Relyn cleared her throat, "He thinks he can hold the city until we get back." She lowered her eyes. "But then ... he also assumed we'd bring help."
"But we're alone in this fight," Thane said. All their attempts to form alliances had failed. And now—after what happened in Tongshan—they couldn't risk showing their faces anywhere else in Valaysia.
He glanced around the room, meeting each of the crew's eyes in turn. They all had their reasons for fighting. Vinko's wife had been an Ethermancer who died at Trelidor's hand. The Marocs had lost their younger sister when a meteor hit their village.
As a human, Fang would never be allowed to captain this ship under Trelidor’s rule, much less command a mercenary company. And Ilsa would never be allowed to marry a human like Fang.
Even so ... this wasn't like any battlefield they'd ever faced. Going up against Trelidor was nothing short of a suicide mission.

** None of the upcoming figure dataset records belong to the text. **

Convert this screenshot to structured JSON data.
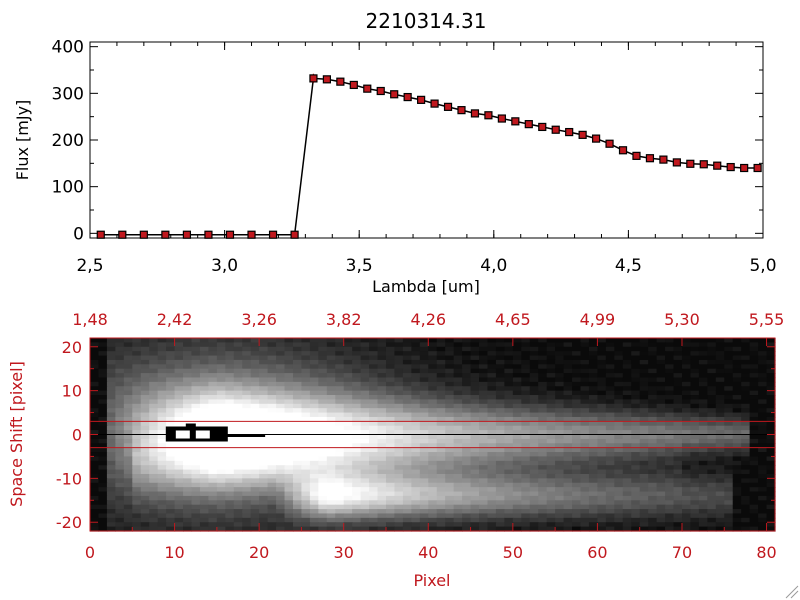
{
  "chart_data": [
    {
      "type": "line",
      "title": "2210314.31",
      "xlabel": "Lambda [um]",
      "ylabel": "Flux [mJy]",
      "xlim": [
        2.5,
        5.0
      ],
      "ylim": [
        -10,
        410
      ],
      "xticks": [
        "2,5",
        "3,0",
        "3,5",
        "4,0",
        "4,5",
        "5,0"
      ],
      "yticks": [
        "0",
        "100",
        "200",
        "300",
        "400"
      ],
      "grid": false,
      "series": [
        {
          "color": "#000000",
          "marker_color": "#c0181e",
          "x": [
            2.54,
            2.62,
            2.7,
            2.78,
            2.86,
            2.94,
            3.02,
            3.1,
            3.18,
            3.26,
            3.33,
            3.38,
            3.43,
            3.48,
            3.53,
            3.58,
            3.63,
            3.68,
            3.73,
            3.78,
            3.83,
            3.88,
            3.93,
            3.98,
            4.03,
            4.08,
            4.13,
            4.18,
            4.23,
            4.28,
            4.33,
            4.38,
            4.43,
            4.48,
            4.53,
            4.58,
            4.63,
            4.68,
            4.73,
            4.78,
            4.83,
            4.88,
            4.93,
            4.98
          ],
          "y": [
            -3,
            -3,
            -3,
            -3,
            -3,
            -3,
            -3,
            -3,
            -3,
            -3,
            332,
            330,
            325,
            318,
            310,
            305,
            298,
            292,
            286,
            278,
            271,
            264,
            257,
            253,
            246,
            240,
            234,
            228,
            222,
            217,
            211,
            203,
            192,
            178,
            166,
            161,
            158,
            152,
            149,
            148,
            145,
            142,
            140,
            140
          ],
          "error": [
            0,
            0,
            0,
            0,
            0,
            0,
            0,
            0,
            0,
            0,
            10,
            8,
            6,
            6,
            5,
            5,
            5,
            5,
            5,
            5,
            5,
            5,
            5,
            5,
            5,
            5,
            5,
            5,
            5,
            5,
            5,
            5,
            5,
            5,
            5,
            5,
            5,
            5,
            5,
            5,
            5,
            5,
            5,
            5
          ]
        }
      ]
    },
    {
      "type": "heatmap",
      "xlabel": "Pixel",
      "ylabel": "Space Shift [pixel]",
      "xlim": [
        0,
        81
      ],
      "ylim": [
        -22,
        22
      ],
      "xticks": [
        "0",
        "10",
        "20",
        "30",
        "40",
        "50",
        "60",
        "70",
        "80"
      ],
      "yticks": [
        "20",
        "10",
        "0",
        "-10",
        "-20"
      ],
      "top_xticks": [
        "1,48",
        "2,42",
        "3,26",
        "3,82",
        "4,26",
        "4,65",
        "4,99",
        "5,30",
        "5,55"
      ],
      "colormap": "grayscale",
      "traces": [
        {
          "name": "main",
          "x_start": 2,
          "x_end": 78,
          "y_center": 0,
          "peak_x": 15,
          "peak_intensity": 1.0,
          "decay_x": 0.018,
          "width_at_peak": 7,
          "width_at_end": 2.5
        },
        {
          "name": "secondary",
          "x_start": 22,
          "x_end": 76,
          "y_center": -14,
          "peak_x": 28,
          "peak_intensity": 0.85,
          "decay_x": 0.03,
          "width": 3.5
        }
      ],
      "extraction_lines_y": [
        3,
        -3
      ],
      "center_line_y": 0,
      "line_color": "#c0181e",
      "marker": {
        "x_start": 9.2,
        "x_end": 20,
        "y": 0
      }
    }
  ]
}
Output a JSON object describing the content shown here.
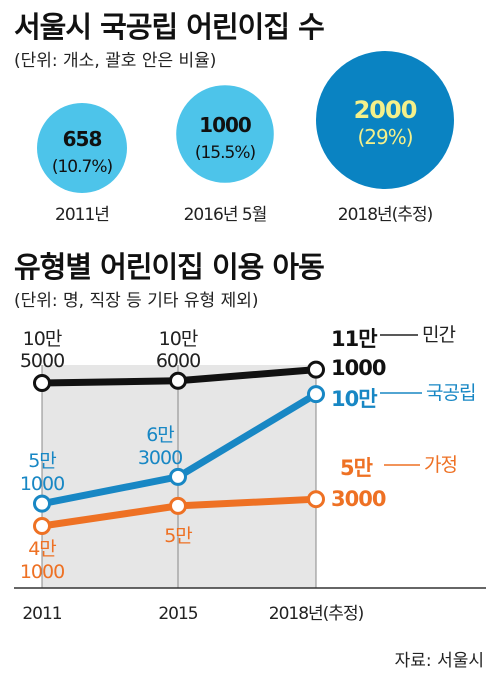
{
  "section1": {
    "title": "서울시 국공립 어린이집 수",
    "subtitle": "(단위: 개소, 괄호 안은 비율)"
  },
  "section2": {
    "title": "유형별 어린이집 이용 아동",
    "subtitle": "(단위: 명, 직장 등 기타 유형 제외)"
  },
  "source": "자료: 서울시",
  "colors": {
    "light_blue": "#4dc4ea",
    "dark_blue": "#0a83c2",
    "yellow": "#f4f08a",
    "black": "#111111",
    "blue_line": "#1887c4",
    "orange": "#ee7124",
    "shade": "#e6e6e6"
  },
  "chart_data": [
    {
      "type": "bubble",
      "categories": [
        "2011년",
        "2016년 5월",
        "2018년(추정)"
      ],
      "values": [
        658,
        1000,
        2000
      ],
      "value_labels": [
        "658",
        "1000",
        "2000"
      ],
      "share_labels": [
        "(10.7%)",
        "(15.5%)",
        "(29%)"
      ],
      "shares_pct": [
        10.7,
        15.5,
        29
      ]
    },
    {
      "type": "line",
      "x": [
        "2011",
        "2015",
        "2018년(추정)"
      ],
      "series": [
        {
          "name": "민간",
          "values": [
            105000,
            106000,
            111000
          ],
          "point_labels": [
            [
              "10만",
              "5000"
            ],
            [
              "10만",
              "6000"
            ],
            [
              "11만",
              "1000"
            ]
          ]
        },
        {
          "name": "국공립",
          "values": [
            51000,
            63000,
            100000
          ],
          "point_labels": [
            [
              "5만",
              "1000"
            ],
            [
              "6만",
              "3000"
            ],
            [
              "10만",
              ""
            ]
          ]
        },
        {
          "name": "가정",
          "values": [
            41000,
            50000,
            53000
          ],
          "point_labels": [
            [
              "4만",
              "1000"
            ],
            [
              "5만",
              ""
            ],
            [
              "5만",
              "3000"
            ]
          ]
        }
      ]
    }
  ]
}
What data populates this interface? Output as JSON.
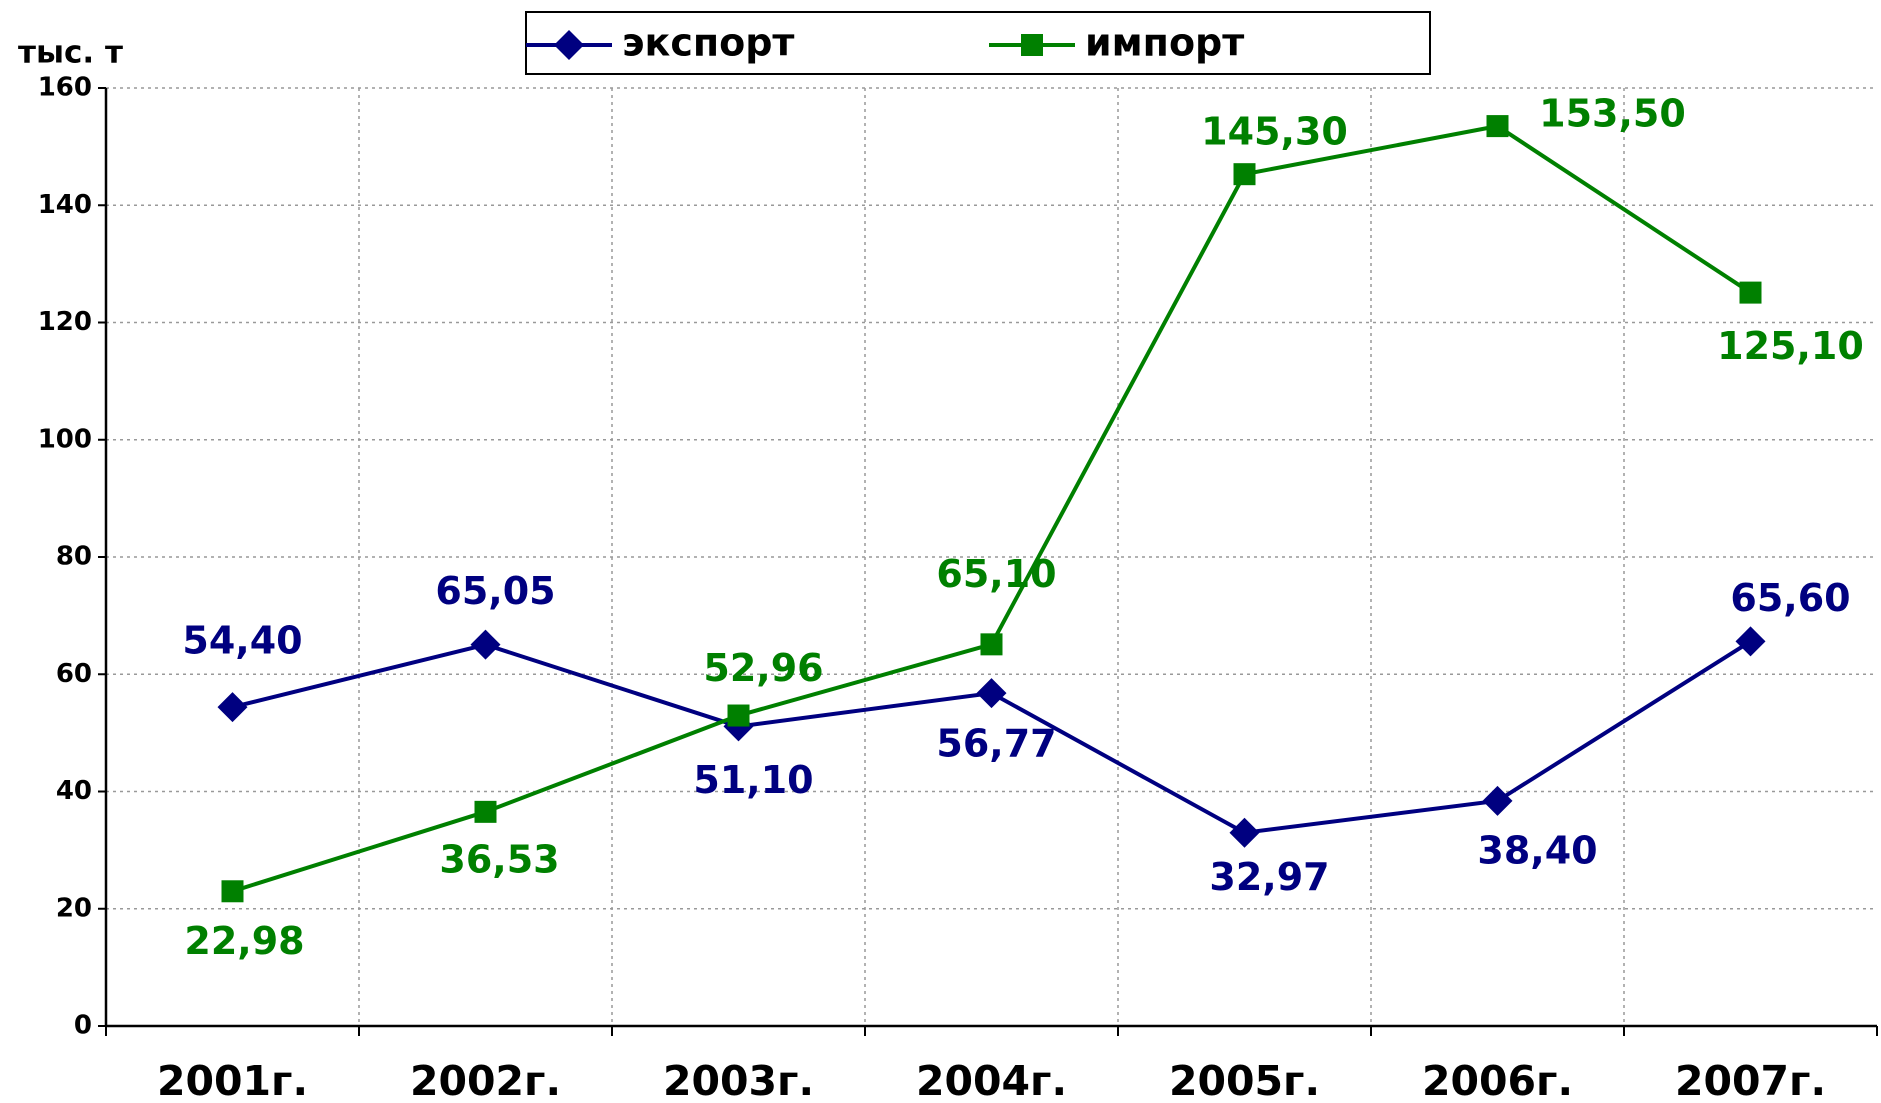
{
  "chart_data": {
    "type": "line",
    "y_label": "тыс. т",
    "categories": [
      "2001г.",
      "2002г.",
      "2003г.",
      "2004г.",
      "2005г.",
      "2006г.",
      "2007г."
    ],
    "series": [
      {
        "name": "экспорт",
        "color": "#000080",
        "marker": "diamond",
        "values": [
          54.4,
          65.05,
          51.1,
          56.77,
          32.97,
          38.4,
          65.6
        ],
        "value_labels": [
          "54,40",
          "65,05",
          "51,10",
          "56,77",
          "32,97",
          "38,40",
          "65,60"
        ]
      },
      {
        "name": "импорт",
        "color": "#008000",
        "marker": "square",
        "values": [
          22.98,
          36.53,
          52.96,
          65.1,
          145.3,
          153.5,
          125.1
        ],
        "value_labels": [
          "22,98",
          "36,53",
          "52,96",
          "65,10",
          "145,30",
          "153,50",
          "125,10"
        ]
      }
    ],
    "ylim": [
      0,
      160
    ],
    "yticks": [
      0,
      20,
      40,
      60,
      80,
      100,
      120,
      140,
      160
    ],
    "grid": true,
    "legend": "top"
  }
}
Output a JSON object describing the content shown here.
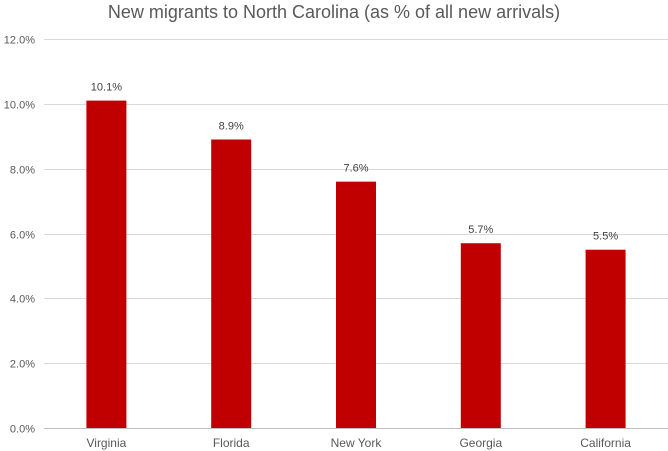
{
  "chart_data": {
    "type": "bar",
    "title": "New migrants to North Carolina (as % of all new arrivals)",
    "categories": [
      "Virginia",
      "Florida",
      "New York",
      "Georgia",
      "California"
    ],
    "values": [
      10.1,
      8.9,
      7.6,
      5.7,
      5.5
    ],
    "data_labels": [
      "10.1%",
      "8.9%",
      "7.6%",
      "5.7%",
      "5.5%"
    ],
    "ylim": [
      0,
      12
    ],
    "yticks": [
      0,
      2,
      4,
      6,
      8,
      10,
      12
    ],
    "ytick_labels": [
      "0.0%",
      "2.0%",
      "4.0%",
      "6.0%",
      "8.0%",
      "10.0%",
      "12.0%"
    ],
    "grid": true,
    "legend": "none",
    "bar_color": "#C00000"
  }
}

"You all know the story from Dragonshard," Thane told them. "A hundred of us climbed the tower to face Trelidor. I was one of the few who made it out alive. Barely. And Trelidor has only gotten stronger since then. His armies control every city between Sunfall and Raidenwood."
"You know where I stand on this," Fang said. "We stole this airship to fight back, and Palatine's army has no defense against it. Even if we can't defeat him yet, we can still make him bleed."
"I agree," Ilsa said. "And we have to start somewhere. If we secure Raidenwood, we control all the lands to the east."
There was a murmur of agreement from Vinko and the Maroc brothers. Thane had expected some disagreements here. But then, why would there be? His crew had wanted to fight from the beginning. Thane had been the one holding them back.
Until now he'd been trying to protect his sister and avoid war for Dragonshard. Perhaps that had always been a mistake. After all, Ashara had gone to Sunfall willingly. She had her battles, and Thane had his.
"I'm not sure I get a vote," Nahlia said, "but running away hasn’t done me any good. I'm ready to go back and fight for our home.”
Her confidence sounded forced, as if she had to convince herself more than anyone else. Still, that was an improvement over two nights ago, and Thane had no doubt she would recover. Treluwyn herself had given Nahlia this task. If an Archaeon believed they could defeat Trelidor, then that was worth something.
Finally, Thane met Relyn’s eyes. They'd already decided to fight; he just didn't want to drag the crew on a potential suicide mission against their will. Especially if it meant following him—a man who had inherited a throne rather than earned it.
Even now, it was a humbling experience to have the loyalty of this small crew. Thane was far from a noble ruler, but they still followed him. It wasn’t an army, but it was the best he had.
"Good," he said. “Then everyone get some rest. We make for Raidenwood tomorrow morning."